NEW DELHI:  Insurance companies have struck gold with the Pradhan Mantri Fasal Bima Yojana (PMFBY) — the ambitious crop insurance scheme meant to help the distressed farmers in the country.
While insurance companies earned a gross premium of Rs 22,180 crore, they paid out only about Rs 12,949 crore as claims to the farmers, according to the Ministry of Agriculture’s data for last year.

This comes amidst nationwide reports indicating inordinate delays in farmers getting claims or getting paltry claims for their crop loss. Only recently, there were reports from Raigarh district in Chattisgarh of farmers getting claims as low as Rs 5 to Rs 18 as crop insurance claims. Similar reports also came in from some other parts of the country.

Launched in April  2016, the PMFBY provides comprehensive crop insurance from pre-sowing to post harvest against non-preventable natural risks at extremely low maximum premium rate of 2 per cent for Kharif crops, 1.5 per cent for Rabi Crop and 5 per cent payable by farmers for annual commercial or horticultural crops. The balance of actuarial premium is shared by the Central and state governments.

Data from the Agriculture Ministry says that about 1.20 crore farmers benefitted from the PMFBY scheme in 2016-17 and a total of 12,949 crore claims were paid to the farmers by the insurance firms.

However, the insurance firms received total Rs 22,180 crore as gross premium, including Rs 4,383 crore from farmers and Rs 17,796 crore from states and Centre as a subsidy.
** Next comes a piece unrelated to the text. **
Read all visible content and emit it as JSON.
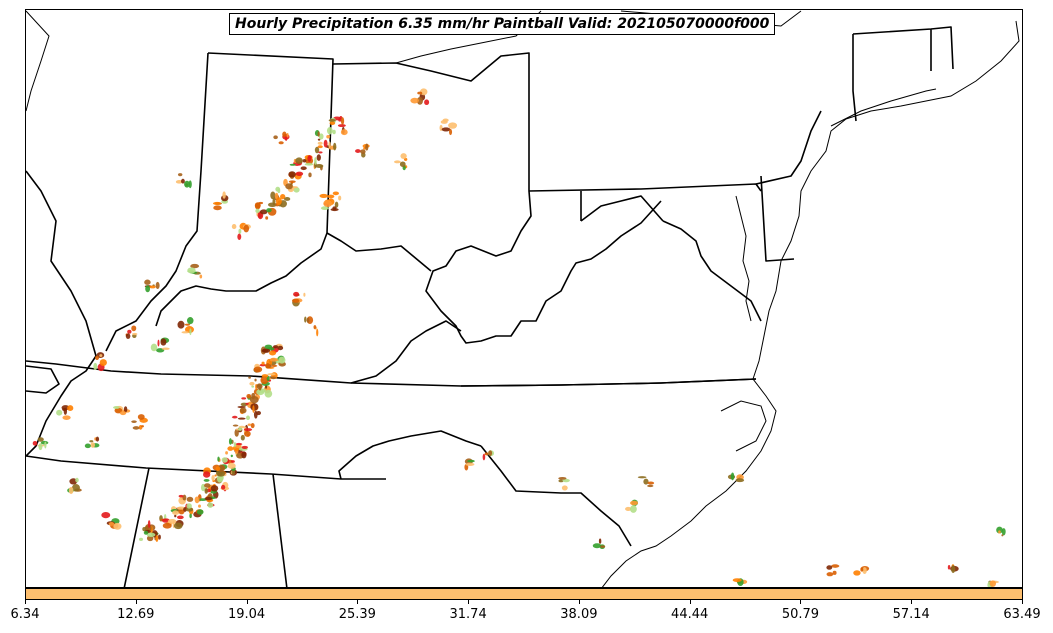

Agriculture expert Devinder Sharma said the scheme has many flaws, and it appears to have been deliberately designed to benefit insurance companies. “You can see from the data that how much amount has gone into the pocket of insurance companies. In the last year itself, they got more than `9,000 crore. In fact, there is a problem in the design and it is basically to help the private insurance companies,  and the government seems totally ignorant of this,” Sharma said.
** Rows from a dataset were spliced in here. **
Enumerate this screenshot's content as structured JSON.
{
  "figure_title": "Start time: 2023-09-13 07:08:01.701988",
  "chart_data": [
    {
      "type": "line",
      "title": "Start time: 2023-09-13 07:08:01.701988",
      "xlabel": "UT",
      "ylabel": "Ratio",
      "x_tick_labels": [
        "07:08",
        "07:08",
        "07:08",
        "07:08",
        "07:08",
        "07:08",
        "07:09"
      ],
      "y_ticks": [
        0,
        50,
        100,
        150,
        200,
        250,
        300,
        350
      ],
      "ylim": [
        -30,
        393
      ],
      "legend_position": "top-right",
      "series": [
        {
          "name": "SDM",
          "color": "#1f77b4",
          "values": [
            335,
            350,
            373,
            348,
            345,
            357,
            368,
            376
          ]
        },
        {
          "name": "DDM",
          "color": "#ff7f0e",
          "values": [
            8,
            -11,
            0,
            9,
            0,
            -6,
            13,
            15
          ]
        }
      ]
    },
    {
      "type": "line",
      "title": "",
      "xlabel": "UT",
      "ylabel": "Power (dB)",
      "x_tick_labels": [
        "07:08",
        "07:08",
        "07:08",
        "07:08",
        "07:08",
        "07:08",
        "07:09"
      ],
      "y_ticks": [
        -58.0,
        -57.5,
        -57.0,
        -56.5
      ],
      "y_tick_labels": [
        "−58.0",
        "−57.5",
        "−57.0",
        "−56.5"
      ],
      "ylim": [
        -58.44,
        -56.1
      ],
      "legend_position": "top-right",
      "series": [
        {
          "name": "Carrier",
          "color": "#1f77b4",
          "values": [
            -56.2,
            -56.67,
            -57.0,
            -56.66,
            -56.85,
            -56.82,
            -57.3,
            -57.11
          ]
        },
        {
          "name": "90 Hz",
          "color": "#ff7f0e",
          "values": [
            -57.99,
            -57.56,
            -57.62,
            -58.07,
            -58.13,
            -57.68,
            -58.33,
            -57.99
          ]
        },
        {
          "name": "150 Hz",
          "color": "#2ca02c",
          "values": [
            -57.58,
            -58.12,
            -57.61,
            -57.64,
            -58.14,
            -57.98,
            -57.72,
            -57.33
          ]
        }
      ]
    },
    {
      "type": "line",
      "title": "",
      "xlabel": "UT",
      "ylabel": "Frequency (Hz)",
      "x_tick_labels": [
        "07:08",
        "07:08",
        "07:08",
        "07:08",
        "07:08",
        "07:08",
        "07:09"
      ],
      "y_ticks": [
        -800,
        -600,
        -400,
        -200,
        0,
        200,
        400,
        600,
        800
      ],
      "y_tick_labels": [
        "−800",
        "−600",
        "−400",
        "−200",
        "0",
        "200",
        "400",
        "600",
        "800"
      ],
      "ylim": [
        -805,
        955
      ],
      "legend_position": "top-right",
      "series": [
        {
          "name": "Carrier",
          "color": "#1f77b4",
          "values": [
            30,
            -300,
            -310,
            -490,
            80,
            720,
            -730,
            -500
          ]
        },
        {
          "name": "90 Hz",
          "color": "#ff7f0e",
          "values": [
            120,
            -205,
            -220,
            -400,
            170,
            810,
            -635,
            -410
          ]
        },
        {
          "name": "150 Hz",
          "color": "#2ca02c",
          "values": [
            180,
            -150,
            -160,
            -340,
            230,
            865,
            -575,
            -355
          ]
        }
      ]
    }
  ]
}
“Nowhere in the world can private companies bid for premiums in the crop insurance scheme. It is only in India that these companies are selected through bids. Elsewhere, only government fixes a premium,” he added.

Both public, as well as private sector companies, are empanelled to implement the crop insurance schemes in states.Private companies like ICICI-Lombard General Insurance, HDFC-ERGO General Insurance, IFFCO-Tokio General Insurance Company Limited, Cholamandalam MS General Insurance Company Limited, Tata-AIG General Insurance Company Limited, Future Generali India Insurance Company Limited, Bajaj Allianz General Insurance Company Limited and few others are on the list.

Officials said the government has tried to provide a more realistic assessment of losses. The unit area of insurance has been reduced from district level to village or panchayat level for major crops and to individual farm levels for localised risks of hailstorms, landslides and inundation.

While settlement of claims is done on the basis of yield loss assessment at the end of season, some immediate relief is also provided to insured farmers in case of adverse seasonal conditions during the crop season.

Officials said that keeping in view the delay in settlement of claims under the schemes, activity-wise strict timelines were prescribed under PMFBY. Further, the scheme is technology driven and provisions have been made for use of Remote Sensing Technology, smartphones, mobile apps and drones for quick estimation of crop losses.

The Centre said it is pushing states and other stakeholders to adopt these technology features at the earliest so that timely claim settlement is ensured, and that the time taken to settle claims has been reduced to an average of within two months after receipt of yield data from state governments due to these measures.